# NOS Motobike Tanks on ebay.



## Crazy8 (Feb 23, 2014)

This guy probably would have sold them all if he actually used the word "TANK".  $100 shipped is pretty dang cheap.  

http://www.ebay.com/itm/NOS-Bike-Wo...932?pt=LH_DefaultDomain_0&hash=item2a379d5bac


----------



## Crazy8 (Feb 23, 2014)

Someone just bought 2 of them.  Only 2 left.


----------



## hoofhearted (Feb 23, 2014)

*Tank is appropriate and made to fit the 1935 Shelby Motorbike ... 26-inch balloon tire ...
OR 28-inch X 1.5-inch high-pressure tire ....*

..... patric


====================================================================
====================================================================


----------



## Crazy8 (Feb 24, 2014)

hoofhearted said:


> *Tank is appropriate and made to fit the 1935 Shelby Motorbike ... 26-inch balloon tire ...
> OR 28-inch X 1.5-inch high-pressure tire ....*
> 
> ..... patric
> ...




Yours?  I see Ohio!

Only 1 left.  Glad I could help a few people out.


----------



## Oldnut (Feb 24, 2014)

*Fits this bike*




 fits this 35 shelby motor bike one year only it's a odd size tank,5 years ago at Ann Arbor they were 50 ea in lots of 5 Patric educated me on this bike-----


----------



## bike (Feb 24, 2014)

*funny they are nos*

but he has NO straps and NO screws- I would like to buy some if anyone has them

also interested in anything from a balloon frame, fender +parts--- to a nice original bike


----------



## hoofhearted (Feb 24, 2014)

Crazy8 said:


> Yours?  I see Ohio!
> 
> Only 1 left.  Glad I could help a few people out.




*Crazy8 ... not mine but I bought my fair share ... thanks for the heads-up ........

Am located in SW Ohio ... tanks are in Sandusky, Ohio (near Lake Erie).

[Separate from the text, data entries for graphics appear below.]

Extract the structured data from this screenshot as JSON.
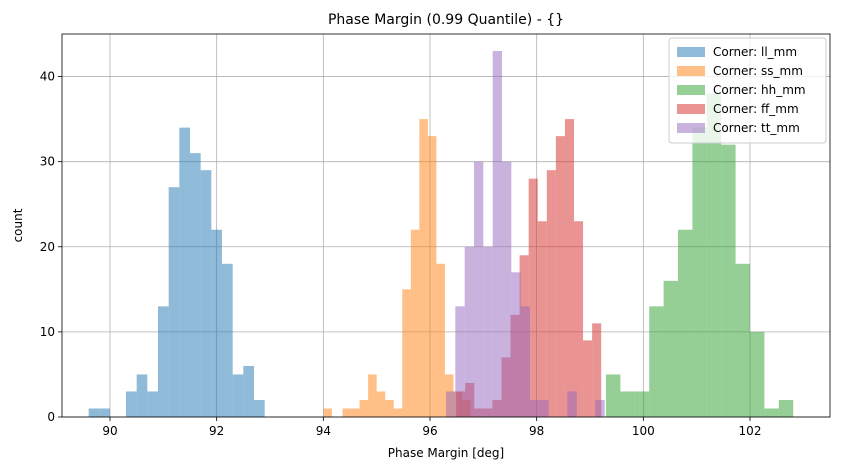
{
  "chart_data": {
    "type": "bar",
    "subtype": "histogram",
    "title": "Phase Margin (0.99 Quantile) - {}",
    "xlabel": "Phase Margin [deg]",
    "ylabel": "count",
    "xlim": [
      89.1,
      103.5
    ],
    "ylim": [
      0,
      45
    ],
    "xticks": [
      90,
      92,
      94,
      96,
      98,
      100,
      102
    ],
    "yticks": [
      0,
      10,
      20,
      30,
      40
    ],
    "grid": true,
    "legend_position": "top-right",
    "bar_opacity": 0.5,
    "series": [
      {
        "name": "Corner: ll_mm",
        "color": "#1f77b4",
        "bin_width": 0.2,
        "bins": [
          {
            "x": 89.6,
            "count": 1
          },
          {
            "x": 89.8,
            "count": 1
          },
          {
            "x": 90.3,
            "count": 3
          },
          {
            "x": 90.5,
            "count": 5
          },
          {
            "x": 90.7,
            "count": 3
          },
          {
            "x": 90.9,
            "count": 13
          },
          {
            "x": 91.1,
            "count": 27
          },
          {
            "x": 91.3,
            "count": 34
          },
          {
            "x": 91.5,
            "count": 31
          },
          {
            "x": 91.7,
            "count": 29
          },
          {
            "x": 91.9,
            "count": 22
          },
          {
            "x": 92.1,
            "count": 18
          },
          {
            "x": 92.3,
            "count": 5
          },
          {
            "x": 92.5,
            "count": 6
          },
          {
            "x": 92.7,
            "count": 2
          }
        ]
      },
      {
        "name": "Corner: ss_mm",
        "color": "#ff7f0e",
        "bin_width": 0.16,
        "bins": [
          {
            "x": 94.0,
            "count": 1
          },
          {
            "x": 94.36,
            "count": 1
          },
          {
            "x": 94.52,
            "count": 1
          },
          {
            "x": 94.68,
            "count": 2
          },
          {
            "x": 94.84,
            "count": 5
          },
          {
            "x": 95.0,
            "count": 3
          },
          {
            "x": 95.16,
            "count": 2
          },
          {
            "x": 95.32,
            "count": 1
          },
          {
            "x": 95.48,
            "count": 15
          },
          {
            "x": 95.64,
            "count": 22
          },
          {
            "x": 95.8,
            "count": 35
          },
          {
            "x": 95.96,
            "count": 33
          },
          {
            "x": 96.12,
            "count": 18
          },
          {
            "x": 96.28,
            "count": 5
          },
          {
            "x": 96.44,
            "count": 3
          },
          {
            "x": 96.6,
            "count": 2
          }
        ]
      },
      {
        "name": "Corner: hh_mm",
        "color": "#2ca02c",
        "bin_width": 0.27,
        "bins": [
          {
            "x": 99.3,
            "count": 5
          },
          {
            "x": 99.57,
            "count": 3
          },
          {
            "x": 99.84,
            "count": 3
          },
          {
            "x": 100.11,
            "count": 13
          },
          {
            "x": 100.38,
            "count": 16
          },
          {
            "x": 100.65,
            "count": 22
          },
          {
            "x": 100.92,
            "count": 34
          },
          {
            "x": 101.19,
            "count": 38
          },
          {
            "x": 101.46,
            "count": 32
          },
          {
            "x": 101.73,
            "count": 18
          },
          {
            "x": 102.0,
            "count": 10
          },
          {
            "x": 102.27,
            "count": 1
          },
          {
            "x": 102.54,
            "count": 2
          }
        ]
      },
      {
        "name": "Corner: ff_mm",
        "color": "#d62728",
        "bin_width": 0.17,
        "bins": [
          {
            "x": 96.49,
            "count": 3
          },
          {
            "x": 96.66,
            "count": 4
          },
          {
            "x": 96.83,
            "count": 1
          },
          {
            "x": 97.0,
            "count": 1
          },
          {
            "x": 97.17,
            "count": 2
          },
          {
            "x": 97.34,
            "count": 7
          },
          {
            "x": 97.51,
            "count": 12
          },
          {
            "x": 97.68,
            "count": 19
          },
          {
            "x": 97.85,
            "count": 28
          },
          {
            "x": 98.02,
            "count": 23
          },
          {
            "x": 98.19,
            "count": 29
          },
          {
            "x": 98.36,
            "count": 33
          },
          {
            "x": 98.53,
            "count": 35
          },
          {
            "x": 98.7,
            "count": 23
          },
          {
            "x": 98.87,
            "count": 9
          },
          {
            "x": 99.04,
            "count": 11
          }
        ]
      },
      {
        "name": "Corner: tt_mm",
        "color": "#9467bd",
        "bin_width": 0.175,
        "bins": [
          {
            "x": 96.3,
            "count": 3
          },
          {
            "x": 96.475,
            "count": 13
          },
          {
            "x": 96.65,
            "count": 20
          },
          {
            "x": 96.825,
            "count": 30
          },
          {
            "x": 97.0,
            "count": 20
          },
          {
            "x": 97.175,
            "count": 43
          },
          {
            "x": 97.35,
            "count": 30
          },
          {
            "x": 97.525,
            "count": 17
          },
          {
            "x": 97.7,
            "count": 13
          },
          {
            "x": 97.875,
            "count": 2
          },
          {
            "x": 98.05,
            "count": 2
          },
          {
            "x": 98.575,
            "count": 3
          },
          {
            "x": 99.1,
            "count": 2
          }
        ]
      }
    ]
  }
}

Check out tank No. 1000 ..........*

...............  patric









===================================================================================================
===================================================================================================


----------



## scrubbinrims (Feb 24, 2014)

I bought a tank at MLC a couple of years ago...fits my "32 Shelby as it should.
Chris


----------